No entanto, o estado atual de oferta de energia não significa paralisação total do transporte em ambos os estreitos nem subida unilateral prolongada do preço internacional do petróleo. Com a melhora nas expectativas de retomada do transporte de petróleo da Arábia Saudita, o Brent e o WTI fecharam, respectivamente, em US$ 104,82 e US$ 101,91 em 17 de setembro, registrando queda pelo segundo dia seguido, mas permanecendo acima dos US$ 100 por barril.
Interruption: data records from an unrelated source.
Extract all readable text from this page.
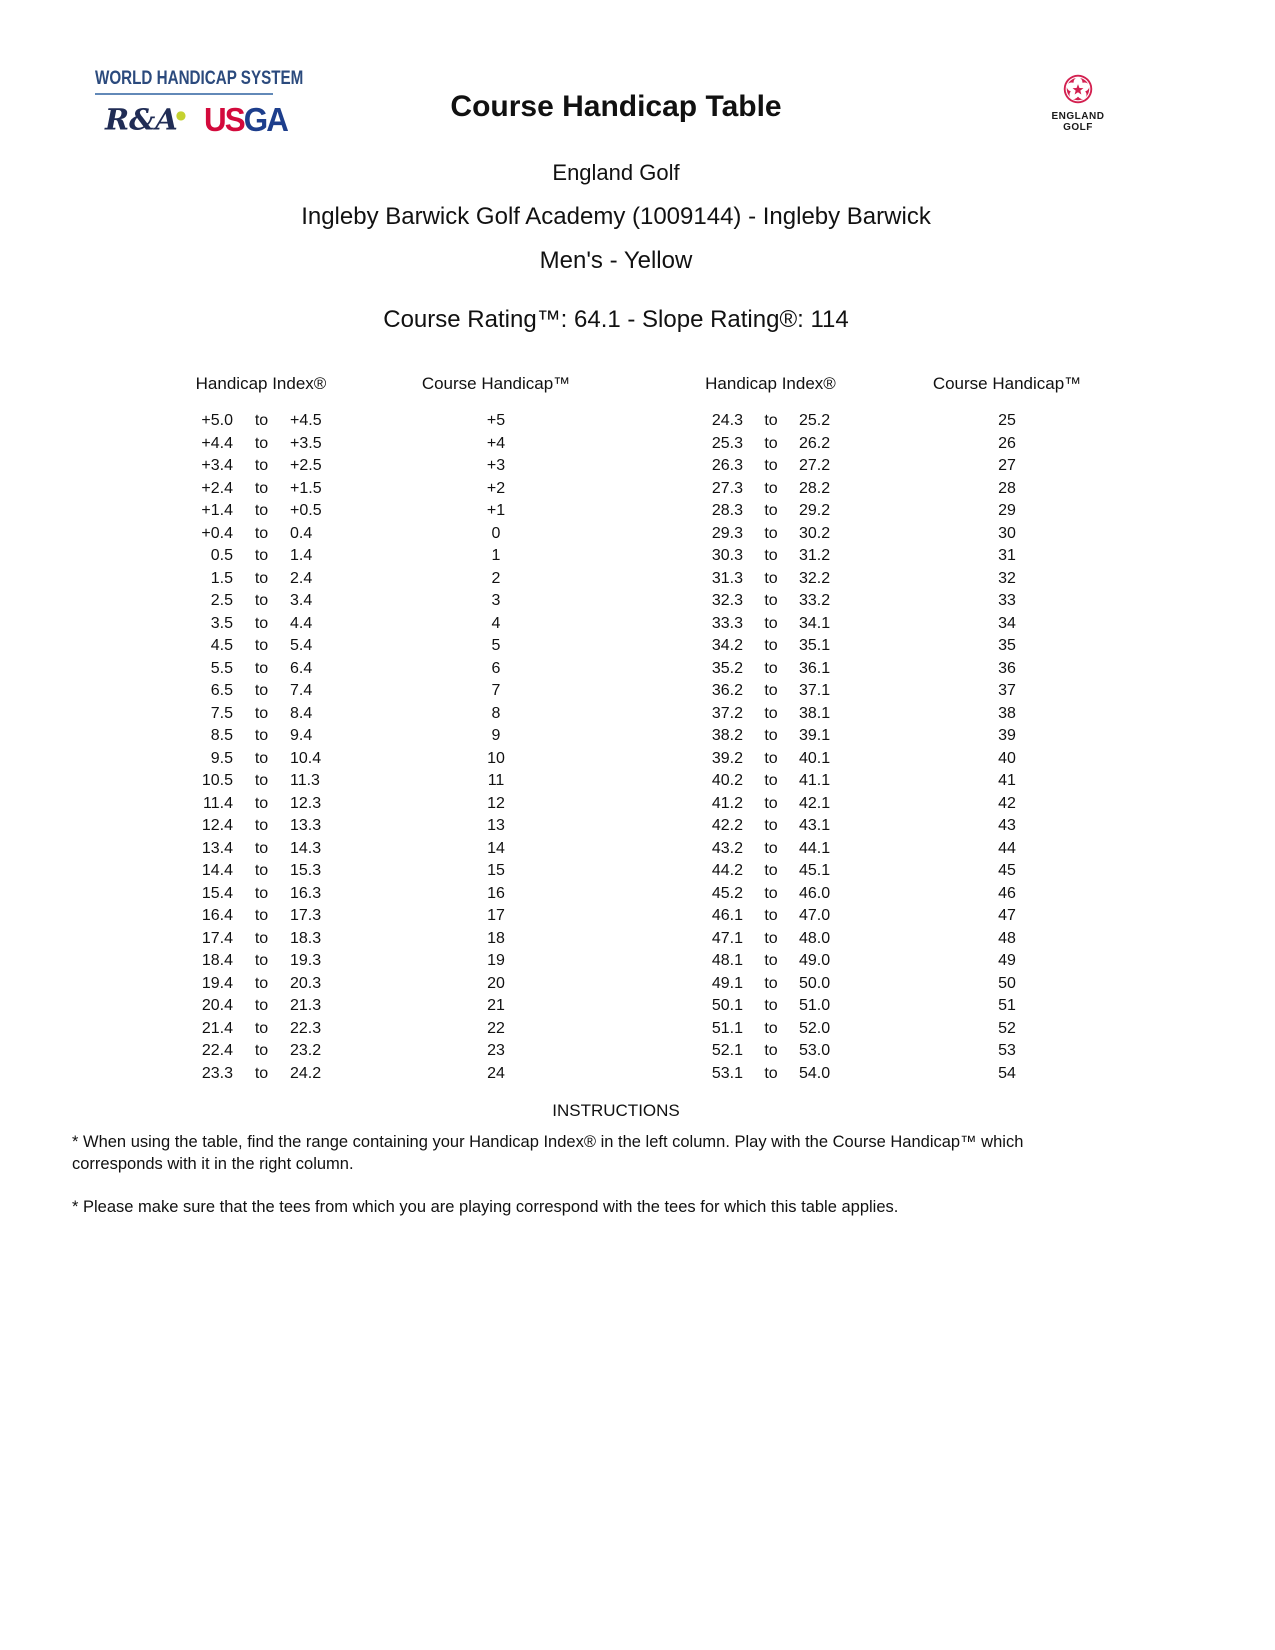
WORLD HANDICAP SYSTEM
R&A● USGA	Course Handicap Table	ENGLAND
GOLF
England Golf
Ingleby Barwick Golf Academy (1009144) - Ingleby Barwick
Men's - Yellow
Course Rating™: 64.1 - Slope Rating®: 114
Handicap Index®	Course Handicap™
+5.0	to	+4.5	+5
+4.4	to	+3.5	+4
+3.4	to	+2.5	+3
+2.4	to	+1.5	+2
+1.4	to	+0.5	+1
+0.4	to	0.4	0
0.5	to	1.4	1
1.5	to	2.4	2
2.5	to	3.4	3
3.5	to	4.4	4
4.5	to	5.4	5
5.5	to	6.4	6
6.5	to	7.4	7
7.5	to	8.4	8
8.5	to	9.4	9
9.5	to	10.4	10
10.5	to	11.3	11
11.4	to	12.3	12
12.4	to	13.3	13
13.4	to	14.3	14
14.4	to	15.3	15
15.4	to	16.3	16
16.4	to	17.3	17
17.4	to	18.3	18
18.4	to	19.3	19
19.4	to	20.3	20
20.4	to	21.3	21
21.4	to	22.3	22
22.4	to	23.2	23
23.3	to	24.2	24
Handicap Index®	Course Handicap™
24.3	to	25.2	25
25.3	to	26.2	26
26.3	to	27.2	27
27.3	to	28.2	28
28.3	to	29.2	29
29.3	to	30.2	30
30.3	to	31.2	31
31.3	to	32.2	32
32.3	to	33.2	33
33.3	to	34.1	34
34.2	to	35.1	35
35.2	to	36.1	36
36.2	to	37.1	37
37.2	to	38.1	38
38.2	to	39.1	39
39.2	to	40.1	40
40.2	to	41.1	41
41.2	to	42.1	42
42.2	to	43.1	43
43.2	to	44.1	44
44.2	to	45.1	45
45.2	to	46.0	46
46.1	to	47.0	47
47.1	to	48.0	48
48.1	to	49.0	49
49.1	to	50.0	50
50.1	to	51.0	51
51.1	to	52.0	52
52.1	to	53.0	53
53.1	to	54.0	54
INSTRUCTIONS
* When using the table, find the range containing your Handicap Index® in the left column. Play with the Course Handicap™ which corresponds with it in the right column.
* Please make sure that the tees from which you are playing correspond with the tees for which this table applies.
Para o mercado global de títulos, a questão-chave não é apenas a oscilação diária do preço do petróleo, mas por quanto tempo o alto custo energético irá perdurar e se esse custo será repassado para os preços de transporte, produção e consumo das famílias.
O aumento da taxa de juros do FED foi oficializado, podendo aliviar as dúvidas quanto ao compromisso do mercado em combater a inflação, mas não é suficiente, sozinho, para reverter a reprecificação estrutural dos títulos de longo prazo. Em 16 de setembro, o FED elevou a taxa dos Fed Funds em 25 pontos-base, colocando sua meta entre 3,75% e 4,00%, promovendo a primeira alta desde 2023. Um dia antes, o rendimento do Treasury de 10 anos já havia alcançado aproximadamente 5,04%, maior patamar desde 2007, e o rendimento do JGB de 10 anos do Japão também atingia os 3,04%, um pico em trinta anos.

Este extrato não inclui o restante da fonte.